Acute lung injury (ALI) and acute respiratory distress syndrome (ARDS) represent a continuum of progressive respiratory failure in the absence of left heart failure. ARDS patients represent a subset of ALI patients, distinguished by a greater severity. In ALI/ARDS, the integrity of the capillary barrier is compromised leading to increased vascular permeability and alveolar flooding. The only intervention that has shown a clear survival benefit is the use of low tidal volume mechanical ventilation. The incidence of ALI/ARDS is in the range of 59-79 per 100,000 people in the USA alone, threatening more than 150,000 lives annually. The mortality rate of patients with ARDS ranges from 34 to 58%. Despite new information about pathophysiology of ARDS, it continues to be associated with an unacceptably high mortality rate. Different therapeutic approaches are needed. Importantly, it has become clear that a multi-target approach is required to address the multiple pathways activated in ARDS.

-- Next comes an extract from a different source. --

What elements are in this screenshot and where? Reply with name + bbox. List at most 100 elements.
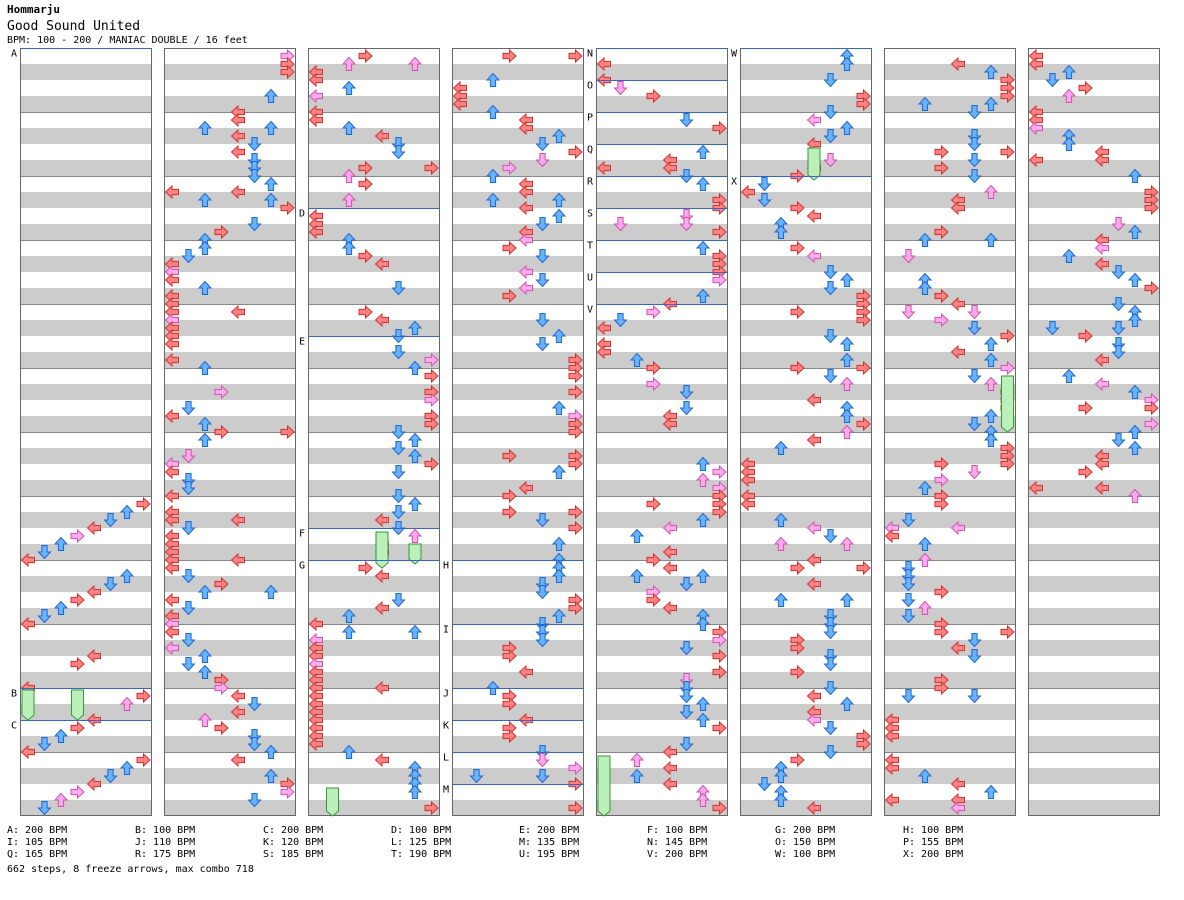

The pathology of ALI/ARDS is so complex that a single project cannot hope to address all the relevant areas. Our PO1 is designed to focus on role played by the vascular endothelium in the progression of ALI/ARDS. The endothelium undergoes dramatic changes in response to the various stimuli associated with inflammation. Overall our research program is based on the premise that aberrant regulation of RhoA and Rac1 signaling leads to the disruption of the endothelial barrier and plays a key role in the development of ALI/ARDS and we are attempting to elucidate both new mechanisms by which the RhoA/Rac1 balance is disrupted during the development of ALI and to develop novel therapies to restoring the RhoA/Rac1 balance and repair the endothelial barrier.
Black Lab

Alterations in endothelial NO synthase (eNOS) expression and activity by reactive oxygen species
reactive oxygen species (ROS) are thought to play an important role in the development of endothelial dysfunction. Endothelial dysfunction relates to the inability of a blood vessel to expand properly with the result that blood flow is compromised. Endothelial dysfunction has been associated with a decrease in the activity of endothelial NOS (eNOS). We hypothesize that there is a link between high levels ROS and alterations in eNOS expression and activity. To test this hypothesis we are employing an integrated molecular and biochemical approach. We are delineating the signaling pathways that result in increased production of ROS. To evaluate these signaling pathways we are employing a number of techniques including immunoprecipitation, cellular protein kinase determination, and pharmacological inhibition. We are also utilizing the over-expression of wild type, dominant negative, and constitutively active mutant proteins from both mammalian and adenoviral expression systems to specifically target signaling molecules within the cell. In addition we are using fluorescent imaging analysis to quantitate the changes in ROS. We are also employing eNOS promoter-reporter constructs to determine the cis-elements through which ROS alter eNOS expression with the goal of identifying the trans-acting factors.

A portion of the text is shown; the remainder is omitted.